The July 10 decision was based on a challenge by Grassy Narrows First Nation and Wabauskang First Nation to an Ontario Court of Appeal 2013 decision that determined the province has the right to “take up” Treaty land for industrial projects like forestry and mining.
“The Supreme Court’s decision is inconsistent with our understanding of our Treaty relationship,” said Wabauskang Chief Martine Petiquan in a July 10 statement. “Our Treaty is with Canada. It is Canada that is responsible for fulfilling the promises made to the people of Treaty 3.”
Grassy Narrows First Nation trapper Shoon Keewatin was disappointed with the outcome, but said he wasn’t really expecting any different because “the province will get to do what it wants to do” anyway.
Keewatin has been maintaining his family’s trap line for the past two decades or so since his father stopped being able to do so, but says he has memories of being pulled around in a sled on the trap line as a toddler.
And he remembers when logging activity first started to happen on Treaty 3 land.
“When I first noticed what was going on around the trap line, I could hear machines way off in the distance. You couldn’t see anything from the shoreline,” he said in an July 10 interview with The Northern Sun News. “As years went by, you know, as we were driving around the trap line by boat and by vehicle, we started to notice a lot of the land had been cut over. Then we started to see clear cuts right from the shore. That was when we felt it was too much.”
He says he’s not against logging all together, just clear cut logging.
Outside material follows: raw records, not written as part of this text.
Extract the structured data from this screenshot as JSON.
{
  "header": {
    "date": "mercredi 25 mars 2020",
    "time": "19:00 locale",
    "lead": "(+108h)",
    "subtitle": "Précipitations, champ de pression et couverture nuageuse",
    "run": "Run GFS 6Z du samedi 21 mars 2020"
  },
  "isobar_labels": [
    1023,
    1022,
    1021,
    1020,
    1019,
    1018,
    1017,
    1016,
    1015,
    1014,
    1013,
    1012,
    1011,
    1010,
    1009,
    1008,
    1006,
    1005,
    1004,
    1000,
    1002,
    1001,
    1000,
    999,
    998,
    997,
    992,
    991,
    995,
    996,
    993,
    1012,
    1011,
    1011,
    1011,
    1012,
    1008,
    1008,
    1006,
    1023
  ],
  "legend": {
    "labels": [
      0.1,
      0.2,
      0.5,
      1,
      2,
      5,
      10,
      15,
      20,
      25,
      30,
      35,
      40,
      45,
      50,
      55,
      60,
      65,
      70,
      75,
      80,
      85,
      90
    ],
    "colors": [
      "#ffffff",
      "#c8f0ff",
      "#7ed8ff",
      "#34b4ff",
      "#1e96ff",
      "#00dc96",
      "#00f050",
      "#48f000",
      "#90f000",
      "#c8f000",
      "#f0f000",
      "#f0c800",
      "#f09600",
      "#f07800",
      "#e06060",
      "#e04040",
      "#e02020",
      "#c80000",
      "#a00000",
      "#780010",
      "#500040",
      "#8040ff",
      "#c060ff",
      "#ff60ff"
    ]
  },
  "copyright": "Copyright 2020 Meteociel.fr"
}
“There’s some parts of my trap line where there’s spruce, there’s jack pine, there’s poplar, there’s all kinds of trees, there’s the underbrush. Before a clear cut, there were two canopies. The underbrush was eight feet tall or ten feet tall, and the tree canopy was 20 or 30 feet. You just have the brush up to your knees now, nothing else. There’s all these planted trees all in rows.”
“I always said to Abitibi (now Resolute Forest Products), ‘you know exactly how long a tree takes to grow. You know how much it’ll grow in 20 years. You don’t know what kind of animals will come back in 20 years,’” he added.
For Shoon Keewatin, trapping is not a means of income. He traps because it’s crucial to maintaining his Anishinaabe identity. It’s a tradition he’d like to pass on to his children.
While the Keewatin trial dealt with forestry, the implications of the court’s decision are far-reaching and will affect how other industries like mining and pipelines can be carried out on Treaty land in the province.
Bruce McIvor, Wabauskang First Nation’s lawyer on the Keewatin case, weighed in on the decision later in the day on July 10.
“(Today’s) Grassy Narrows decision places a heavy legal burden on provincial governments when they seek to exploit Indigenous lands covered by the historical treaties of Canada. The challenge now is for First Nations to hold the provinces to account.”
Grassy Narrows First Nation Chief Roger Fobister and Wabauskang First Nation Chief Petiquan have both said they intend to continue the fight to protect their Treaty rights and people.
“We expect the government of Ontario and Canada to learn from the last ten years and come to the table ready to deal with the real needs of our people which requires ensuring a sustainable future both environmentally and economically,” Chief Fobister said in a statement.
Ontario Minister of Natural Resources and Thunder Bay-Atikokan MPP Bill Mauro has said his ministry will be looking over the decision to understand its full implications for the province.